I buy bags of the dried peppers and dry them further in the oven on low heat until they are really dry ...  then grind in the food processor or blender to a powder....  doing that, I can get the flavor and heat I'm looking for....


----------



## wayne g (Dec 19, 2015)

Thanks guys! Thanks so much for the info! I'll look for those at the food stores and try them. I didn't know that about cumin,that may be what I find distasteful.


----------



## chef jimmyj (Dec 19, 2015)

Many grocery chains will have small bags of dry Chiles, if you have a large Mexican population they may be in bulk. In any event McCormick sells 100% Pure Grnd Ancho and Grnd Chipotle, in the spice isle. You can get the Ancho and see if you like it.

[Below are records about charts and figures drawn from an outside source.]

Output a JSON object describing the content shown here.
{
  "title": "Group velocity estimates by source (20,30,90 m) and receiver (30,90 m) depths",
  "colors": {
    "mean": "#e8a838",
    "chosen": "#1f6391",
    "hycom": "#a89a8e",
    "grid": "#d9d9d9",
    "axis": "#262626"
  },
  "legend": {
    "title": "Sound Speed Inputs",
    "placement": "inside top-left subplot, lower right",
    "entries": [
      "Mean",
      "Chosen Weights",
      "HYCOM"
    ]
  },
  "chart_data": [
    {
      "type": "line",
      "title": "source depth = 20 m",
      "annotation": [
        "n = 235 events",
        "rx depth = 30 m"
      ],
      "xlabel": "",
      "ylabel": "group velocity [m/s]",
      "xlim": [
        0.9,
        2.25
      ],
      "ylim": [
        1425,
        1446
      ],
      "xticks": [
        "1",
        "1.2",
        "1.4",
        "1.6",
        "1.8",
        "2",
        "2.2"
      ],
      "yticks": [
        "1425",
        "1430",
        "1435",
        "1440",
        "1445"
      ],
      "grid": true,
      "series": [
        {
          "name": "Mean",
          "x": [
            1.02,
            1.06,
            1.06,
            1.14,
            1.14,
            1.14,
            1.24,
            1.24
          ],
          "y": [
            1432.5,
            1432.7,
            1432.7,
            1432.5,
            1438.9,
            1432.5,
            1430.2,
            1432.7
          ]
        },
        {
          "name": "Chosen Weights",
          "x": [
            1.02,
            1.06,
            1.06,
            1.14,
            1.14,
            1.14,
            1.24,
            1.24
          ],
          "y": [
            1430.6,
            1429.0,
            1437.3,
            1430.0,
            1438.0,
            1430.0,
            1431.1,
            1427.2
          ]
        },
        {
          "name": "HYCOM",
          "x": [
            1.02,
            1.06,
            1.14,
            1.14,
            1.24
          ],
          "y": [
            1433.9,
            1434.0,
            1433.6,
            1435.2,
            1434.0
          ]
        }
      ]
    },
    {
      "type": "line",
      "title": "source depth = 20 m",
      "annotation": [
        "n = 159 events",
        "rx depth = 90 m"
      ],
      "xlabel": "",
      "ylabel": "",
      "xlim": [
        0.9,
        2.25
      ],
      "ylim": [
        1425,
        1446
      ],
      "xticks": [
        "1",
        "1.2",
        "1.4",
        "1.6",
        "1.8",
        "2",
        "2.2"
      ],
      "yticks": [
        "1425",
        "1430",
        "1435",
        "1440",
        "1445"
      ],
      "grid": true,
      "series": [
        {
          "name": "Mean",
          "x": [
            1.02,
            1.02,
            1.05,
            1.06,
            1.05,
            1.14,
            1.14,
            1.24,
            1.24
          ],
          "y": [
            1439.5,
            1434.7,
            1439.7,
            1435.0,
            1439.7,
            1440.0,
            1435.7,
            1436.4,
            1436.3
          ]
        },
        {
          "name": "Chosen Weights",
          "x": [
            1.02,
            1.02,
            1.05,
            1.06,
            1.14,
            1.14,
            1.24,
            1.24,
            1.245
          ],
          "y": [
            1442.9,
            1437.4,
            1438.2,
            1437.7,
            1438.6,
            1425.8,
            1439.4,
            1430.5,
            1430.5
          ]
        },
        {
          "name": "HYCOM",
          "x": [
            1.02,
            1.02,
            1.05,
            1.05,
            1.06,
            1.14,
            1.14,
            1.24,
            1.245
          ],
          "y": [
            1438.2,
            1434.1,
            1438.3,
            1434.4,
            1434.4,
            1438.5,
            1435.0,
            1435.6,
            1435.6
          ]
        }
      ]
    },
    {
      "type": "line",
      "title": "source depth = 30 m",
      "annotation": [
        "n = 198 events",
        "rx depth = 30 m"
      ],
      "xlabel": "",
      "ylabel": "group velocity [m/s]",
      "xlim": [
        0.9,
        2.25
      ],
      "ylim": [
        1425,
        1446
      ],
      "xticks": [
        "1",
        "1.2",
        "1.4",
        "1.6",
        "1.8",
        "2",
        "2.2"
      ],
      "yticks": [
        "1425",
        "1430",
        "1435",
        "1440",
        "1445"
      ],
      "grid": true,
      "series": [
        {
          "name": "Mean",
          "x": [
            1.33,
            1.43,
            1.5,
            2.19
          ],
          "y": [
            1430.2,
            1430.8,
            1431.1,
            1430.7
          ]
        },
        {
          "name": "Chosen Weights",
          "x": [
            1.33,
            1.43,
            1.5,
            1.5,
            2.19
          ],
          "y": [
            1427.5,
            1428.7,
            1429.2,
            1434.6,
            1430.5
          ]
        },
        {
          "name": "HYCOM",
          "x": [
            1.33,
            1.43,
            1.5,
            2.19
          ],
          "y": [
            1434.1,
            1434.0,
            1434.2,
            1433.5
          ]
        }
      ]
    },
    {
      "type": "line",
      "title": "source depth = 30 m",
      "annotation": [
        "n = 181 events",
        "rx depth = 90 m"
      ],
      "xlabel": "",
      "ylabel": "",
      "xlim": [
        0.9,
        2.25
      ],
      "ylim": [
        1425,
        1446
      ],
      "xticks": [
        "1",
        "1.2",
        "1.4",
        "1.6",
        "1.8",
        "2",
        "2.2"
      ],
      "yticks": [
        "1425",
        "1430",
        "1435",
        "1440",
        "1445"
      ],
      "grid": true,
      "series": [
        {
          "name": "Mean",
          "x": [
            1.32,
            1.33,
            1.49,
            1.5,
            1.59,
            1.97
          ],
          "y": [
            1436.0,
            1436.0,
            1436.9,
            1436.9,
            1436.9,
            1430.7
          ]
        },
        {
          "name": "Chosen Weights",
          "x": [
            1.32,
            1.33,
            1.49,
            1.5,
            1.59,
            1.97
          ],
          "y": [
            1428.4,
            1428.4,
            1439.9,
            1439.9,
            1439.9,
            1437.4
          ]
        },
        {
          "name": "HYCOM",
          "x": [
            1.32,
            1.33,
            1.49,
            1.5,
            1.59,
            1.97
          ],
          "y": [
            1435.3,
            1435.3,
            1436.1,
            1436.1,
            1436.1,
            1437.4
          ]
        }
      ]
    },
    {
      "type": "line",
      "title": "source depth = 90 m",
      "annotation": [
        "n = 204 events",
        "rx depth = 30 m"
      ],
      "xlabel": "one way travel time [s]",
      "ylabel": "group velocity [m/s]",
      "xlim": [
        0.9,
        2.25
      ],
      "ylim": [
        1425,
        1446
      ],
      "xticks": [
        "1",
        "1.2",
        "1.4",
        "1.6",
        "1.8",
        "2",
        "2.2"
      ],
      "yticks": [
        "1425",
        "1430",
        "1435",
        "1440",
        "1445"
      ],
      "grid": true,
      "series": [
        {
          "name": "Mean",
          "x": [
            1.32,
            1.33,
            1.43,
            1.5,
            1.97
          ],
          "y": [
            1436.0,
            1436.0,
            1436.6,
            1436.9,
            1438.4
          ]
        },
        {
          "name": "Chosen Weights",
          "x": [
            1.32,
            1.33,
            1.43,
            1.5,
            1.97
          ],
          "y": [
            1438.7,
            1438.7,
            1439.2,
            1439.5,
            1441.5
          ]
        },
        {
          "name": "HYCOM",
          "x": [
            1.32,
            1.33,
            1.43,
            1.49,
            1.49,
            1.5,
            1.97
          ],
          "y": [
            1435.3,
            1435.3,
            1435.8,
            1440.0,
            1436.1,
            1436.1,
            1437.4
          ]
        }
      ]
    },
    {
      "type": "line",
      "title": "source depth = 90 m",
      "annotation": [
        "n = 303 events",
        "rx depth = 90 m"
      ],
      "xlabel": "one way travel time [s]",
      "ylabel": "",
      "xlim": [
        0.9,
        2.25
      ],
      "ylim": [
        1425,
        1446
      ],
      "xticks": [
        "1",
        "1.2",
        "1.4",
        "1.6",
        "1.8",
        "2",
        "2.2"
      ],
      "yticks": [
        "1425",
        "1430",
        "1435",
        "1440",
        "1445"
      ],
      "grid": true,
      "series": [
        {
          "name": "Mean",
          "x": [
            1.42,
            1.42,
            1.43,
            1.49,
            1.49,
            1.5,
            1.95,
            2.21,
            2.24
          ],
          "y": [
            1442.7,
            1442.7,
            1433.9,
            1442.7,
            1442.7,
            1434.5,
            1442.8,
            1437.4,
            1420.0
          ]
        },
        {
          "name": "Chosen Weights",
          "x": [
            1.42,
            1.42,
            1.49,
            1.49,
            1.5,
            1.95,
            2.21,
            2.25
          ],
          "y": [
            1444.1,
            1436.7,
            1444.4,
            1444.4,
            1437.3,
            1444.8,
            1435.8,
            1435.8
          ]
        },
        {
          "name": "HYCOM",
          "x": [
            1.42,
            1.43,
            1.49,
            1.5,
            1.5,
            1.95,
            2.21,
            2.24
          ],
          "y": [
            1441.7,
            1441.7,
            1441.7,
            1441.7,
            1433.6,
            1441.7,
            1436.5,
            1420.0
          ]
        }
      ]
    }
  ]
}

By itself, it has a slightly bitter, spicy raisin taste...JJ


----------



## gixxerfrk (Dec 19, 2015)

I really like Chipotle but it is smart to use less (I start at half) or run 50/50 with another spice that you are using as a substitute.


----------



## wayne g (Dec 19, 2015)

OK I'll be on the lookout for the Chili California,McCormick Ancho, and possibly the Chipotle. I really don't go for the hot stuff anymore. Just fresh ground black pepper and some Tiger Sauce is fine with me and my Queing sessions! Thanks again guys!!


----------